With a combined budget for the sequels ($300 million) of nearly five times the cost of the first one, the Wachowskis were given what seems like free reign to take the story in whatever direction they preferred and come up with whatever mind-blowing action sequences tickled their fancy. Clocking in at nearly 15 minutes, the freeway chase extraordinaire that comes in the final third of Reloaded impresses me more now than it did in 2003. Seven years of CGI overkill since have helped to render it even more physical and dangerous.

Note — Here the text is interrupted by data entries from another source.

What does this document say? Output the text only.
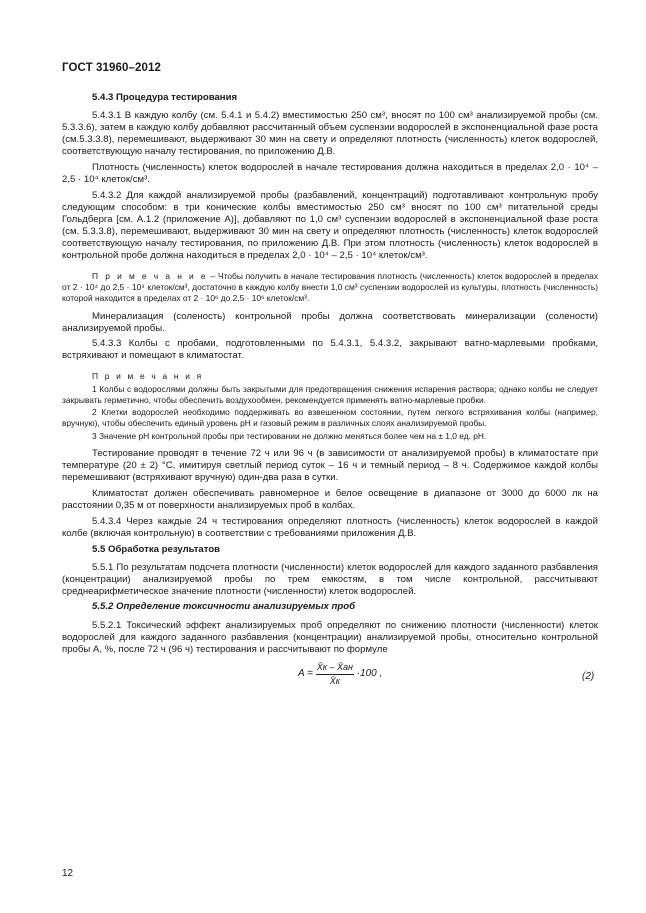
ГОСТ 31960–2012

5.4.3 Процедура тестирования

5.4.3.1 В каждую колбу (см. 5.4.1 и 5.4.2) вместимостью 250 см³, вносят по 100 см³ анализируемой пробы (см. 5.3.3.6), затем в каждую колбу добавляют рассчитанный объем суспензии водорослей в экспоненциальной фазе роста (см.5.3.3.8), перемешивают, выдерживают 30 мин на свету и определяют плотность (численность) клеток водорослей, соответствующую началу тестирования, по приложению Д.В.

Плотность (численность) клеток водорослей в начале тестирования должна находиться в пределах 2,0 · 10⁴ – 2,5 · 10⁴ клеток/см³.

5.4.3.2 Для каждой анализируемой пробы (разбавлений, концентраций) подготавливают контрольную пробу следующим способом: в три конические колбы вместимостью 250 см³ вносят по 100 см³ питательной среды Гольдберга [см. А.1.2 (приложение А)], добавляют по 1,0 см³ суспензии водорослей в экспоненциальной фазе роста (см. 5.3.3.8), перемешивают, выдерживают 30 мин на свету и определяют плотность (численность) клеток водорослей соответствующую началу тестирования, по приложению Д.В. При этом плотность (численность) клеток водорослей в контрольной пробе должна находиться в пределах 2,0 · 10⁴ – 2,5 · 10⁴ клеток/см³.

П р и м е ч а н и е – Чтобы получить в начале тестирования плотность (численность) клеток водорослей в пределах от 2 · 10⁴ до 2,5 · 10⁴ клеток/см³, достаточно в каждую колбу внести 1,0 см³ суспензии водорослей из культуры, плотность (численность) которой находится в пределах от 2 · 10⁶ до 2,5 · 10⁶ клеток/см³.

Минерализация (соленость) контрольной пробы должна соответствовать минерализации (солености) анализируемой пробы.

5.4.3.3 Колбы с пробами, подготовленными по 5.4.3.1, 5.4.3.2, закрывают ватно-марлевыми пробками, встряхивают и помещают в климатостат.

П р и м е ч а н и я

1 Колбы с водорослями должны быть закрытыми для предотвращения снижения испарения раствора; однако колбы не следует закрывать герметично, чтобы обеспечить воздухообмен, рекомендуется применять ватно-марлевые пробки.

2 Клетки водорослей необходимо поддерживать во взвешенном состоянии, путем легкого встряхивания колбы (например, вручную), чтобы обеспечить единый уровень pH и газовый режим в различных слоях анализируемой пробы.

3 Значение pH контрольной пробы при тестировании не должно меняться более чем на ± 1,0 ед. pH.

Тестирование проводят в течение 72 ч или 96 ч (в зависимости от анализируемой пробы) в климатостате при температуре (20 ± 2) °С, имитируя светлый период суток – 16 ч и темный период – 8 ч. Содержимое каждой колбы перемешивают (встряхивают вручную) один-два раза в сутки.

Климатостат должен обеспечивать равномерное и белое освещение в диапазоне от 3000 до 6000 лк на расстоянии 0,35 м от поверхности анализируемых проб в колбах.

5.4.3.4 Через каждые 24 ч тестирования определяют плотность (численность) клеток водорослей в каждой колбе (включая контрольную) в соответствии с требованиями приложения Д.В.

5.5 Обработка результатов

5.5.1 По результатам подсчета плотности (численности) клеток водорослей для каждого заданного разбавления (концентрации) анализируемой пробы по трем емкостям, в том числе контрольной, рассчитывают среднеарифметическое значение плотности (численности) клеток водорослей.

5.5.2 Определение токсичности анализируемых проб

5.5.2.1 Токсический эффект анализируемых проб определяют по снижению плотности (численности) клеток водорослей для каждого заданного разбавления (концентрации) анализируемой пробы, относительно контрольной пробы А, %, после 72 ч (96 ч) тестирования и рассчитывают по формуле

$A = \frac{X̄к - X̄ан}{X̄к} \cdot 100$ ,	(2)
12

It’s telling that instead of trying to top the bullet-time moments from The Matrix, the Wachowskis opted for something with an inherently old-school vibe: motorcycles, cars, semis, and the humans at their wheels all en route to becoming twisted wreckage. It’s also perversely ironic that the character of Neo doesn’t feature in this mini-epic until the closing seconds (and only then simply flying in to save the day.) The key battle scenes featuring him - his first encounter with the legion of Smiths, a battle against a small arsenal of assassins in a baroque mansion foyer, his showdown with Ghost - are exuberantly photographed and exciting in their own way but they suffer from the appearance that Neo now seems all but invincible on a physical plane. The only things that seems capable of dragging him down are his doubts about his true purpose and his desire to uncover the true measure of the Matrix’ strength and limits.